To the editor:
“If you like your health care plan, you can keep it,” Joe Biden declared on the day that General Motors (already holding out for higher medical co-pays and deductibles in the new contract) cut strikers’ health insurance, forcing the union to pay for COBRA. On Sept. 26, GM restored worker health benefits, but the issue of employer-based insurance remains.
Although the strike might be settled by the time this letter is printed, the truth is GM workers are not alone: 28 percent of people on an employer plan will not be on that same plan one year later.
You like your employer health plan? You better cross your fingers, because 1-in-4 people on employer plans will come off their plan in the next 12 months.
The GM workers’ strike changes the stance of unions. Workers are not only striking for consistent health benefits, they are also striking against the “gig economy,” which puts some GM workers outside the benefit package altogether. By 2020, the number of self-employed or part-time employees is expected to reach 42 million. And the autoworkers union is fighting to make more workers full-time.
A recent study in the state — which has better insurance coverage than most of the rest of the country — shows 40 percent with insurance are “underinsured.” This means they are avoiding doctors and delaying prescriptions because of cost.
Public health experts, economists and providers know this drives people to emergency rooms when they are much sicker, much more expensive to treat, much less likely to regain full health. One more reason for America’s terrible health metrics relative to the rest of the world.
Unaffordable medical bills trigger two-thirds of bankruptcies. The average family with employer-based insurance pays more on premium contributions than on food for a year, more on health care premiums plus out-of-pocket expenses than on housing.
These costs are unsustainable for families, but they are worse for our economy. Not so long ago, health care costs were 12 percent of our gross domestic product. Now they’re 18 percent. By 2030, they may reach 30 percent of GDP. For-profit insurers don’t control prices because higher prices raise profits.
And more than 30 percent of that cost is wasteful bureaucracy that doesn’t benefit health. This wasted $1 trillion per year partially explains why Americans pay twice as much as peer countries for inferior health.
And what drives the waste? Corporate-run health insurance.

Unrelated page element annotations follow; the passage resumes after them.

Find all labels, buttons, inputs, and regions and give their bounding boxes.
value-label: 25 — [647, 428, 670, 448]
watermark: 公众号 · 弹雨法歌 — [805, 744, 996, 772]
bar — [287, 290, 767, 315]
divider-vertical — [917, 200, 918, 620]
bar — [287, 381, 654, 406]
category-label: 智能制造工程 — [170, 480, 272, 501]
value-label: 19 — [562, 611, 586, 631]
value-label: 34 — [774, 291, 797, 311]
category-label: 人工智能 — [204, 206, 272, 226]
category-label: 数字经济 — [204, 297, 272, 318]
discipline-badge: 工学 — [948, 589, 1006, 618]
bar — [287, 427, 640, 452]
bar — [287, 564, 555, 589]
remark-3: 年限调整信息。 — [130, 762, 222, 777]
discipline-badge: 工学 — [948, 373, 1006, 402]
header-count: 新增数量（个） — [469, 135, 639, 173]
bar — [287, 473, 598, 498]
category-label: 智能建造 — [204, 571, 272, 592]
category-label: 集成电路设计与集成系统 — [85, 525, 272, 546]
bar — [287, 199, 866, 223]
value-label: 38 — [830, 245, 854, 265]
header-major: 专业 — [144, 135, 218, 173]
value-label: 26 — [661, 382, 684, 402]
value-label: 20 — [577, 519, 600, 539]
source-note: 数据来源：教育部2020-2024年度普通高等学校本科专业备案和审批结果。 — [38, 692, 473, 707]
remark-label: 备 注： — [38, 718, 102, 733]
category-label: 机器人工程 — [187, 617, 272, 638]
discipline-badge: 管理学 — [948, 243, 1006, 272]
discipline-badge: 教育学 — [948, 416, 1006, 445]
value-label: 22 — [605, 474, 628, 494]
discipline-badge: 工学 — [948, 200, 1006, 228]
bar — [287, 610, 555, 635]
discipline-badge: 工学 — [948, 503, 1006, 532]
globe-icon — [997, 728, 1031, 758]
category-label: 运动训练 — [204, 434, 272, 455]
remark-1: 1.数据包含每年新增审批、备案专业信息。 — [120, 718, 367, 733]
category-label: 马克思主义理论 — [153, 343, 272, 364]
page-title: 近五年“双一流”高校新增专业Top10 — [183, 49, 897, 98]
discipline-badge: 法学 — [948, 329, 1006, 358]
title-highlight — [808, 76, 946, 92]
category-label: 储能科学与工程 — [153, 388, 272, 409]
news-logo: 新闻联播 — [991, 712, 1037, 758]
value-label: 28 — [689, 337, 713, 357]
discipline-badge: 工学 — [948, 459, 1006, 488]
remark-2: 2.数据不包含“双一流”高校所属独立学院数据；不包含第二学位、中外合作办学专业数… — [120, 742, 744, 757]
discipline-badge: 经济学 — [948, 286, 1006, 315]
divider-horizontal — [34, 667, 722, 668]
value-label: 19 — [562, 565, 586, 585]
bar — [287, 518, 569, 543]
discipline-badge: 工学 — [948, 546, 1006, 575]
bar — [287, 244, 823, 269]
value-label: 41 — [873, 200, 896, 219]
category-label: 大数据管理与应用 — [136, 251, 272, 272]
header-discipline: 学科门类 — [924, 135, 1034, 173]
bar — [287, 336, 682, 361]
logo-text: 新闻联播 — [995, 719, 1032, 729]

While opponents argue we should just insure the 10 percent of Americans without insurance, they fail to recognize that Medicaid is a means-tested program that varies from state to state.
Medicare For All would level the playing field and eliminate racial and financial injustice, guaranteeing everyone the same quality care under private physicians, and with added benefits and no co-pays or deductibles.
To paraphrase an often misquoted, misused phrase: What’s good for General Motors workers may well be good for America.
As the United Automobile Workers led the nation in negotiating health care, so it may lead the nation, showing that Medicare For All is good for unions.